143 | Analysis of phosphodiesterase 4, DUNCE, in contextual memory and memory generalization

Cognition, Behavior, and Memory

Author: Agustina Belén Pivato | Email: abpivato@gmail.com

Agustina Belén Pivato , Mario Rafael Pagani

1° Universidad de Buenos Aires—Consejo Nacional de Investigaciones Científicas y Técnicas (CONICET), Facultad de Medicina, Instituto de Fisiología y Biofísica Bernardo Houssay (IFIBIO)-Houssay, Buenos Aires, Argentina

Intellectual disability affects 1.5 to 3 percent of the global population, impacting directly on an individual’s development and quality of life.
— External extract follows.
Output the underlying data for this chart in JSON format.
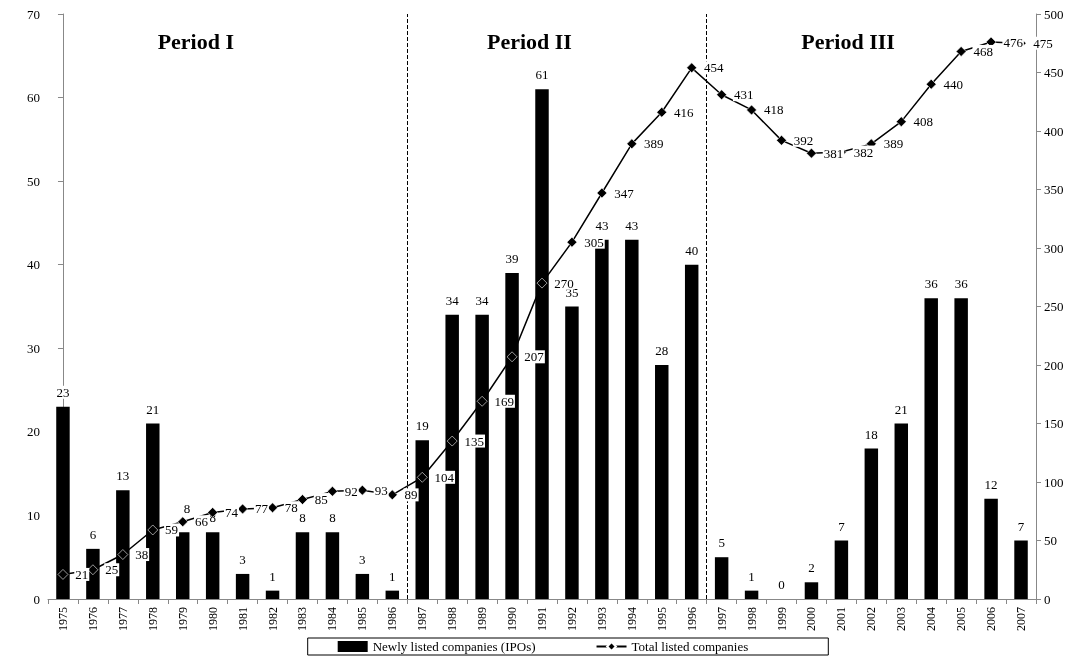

Memory generalization is a cognitive function that allows the individual to apply certain acquired information or skill in a similar situation in the future. Generalization is impaired in individuals with intellectual disability. This work is part of a larger investigation that aims to understand the molecular and neural mechanisms implicated in generalization. Preliminary results showed that a reduced expression of dunce promotes overgeneralization. In the work presented here, we enhanced the expression of the dunce gene in all neurons. Assuming then an increase in the dunce protein, a decrease in cAMP and PKA activation was expected, which we propose to be associated with a reduction in generalization and thus a more specific memory formation. In order to test this hypothesis, double transgenic flies and parental controls were exposed to a context and then tested in the same, a similar or a different context. Memory recall was assessed measuring the distance traveled in these contexts, understanding normal behavior as recognition memory in the same context, generalization in the similar context, and no recalling in the different context. Contrary to expectations, preliminary results show that the overexpression of dunce gene has no effect on either recognition memory or generalization compared to its parental controls.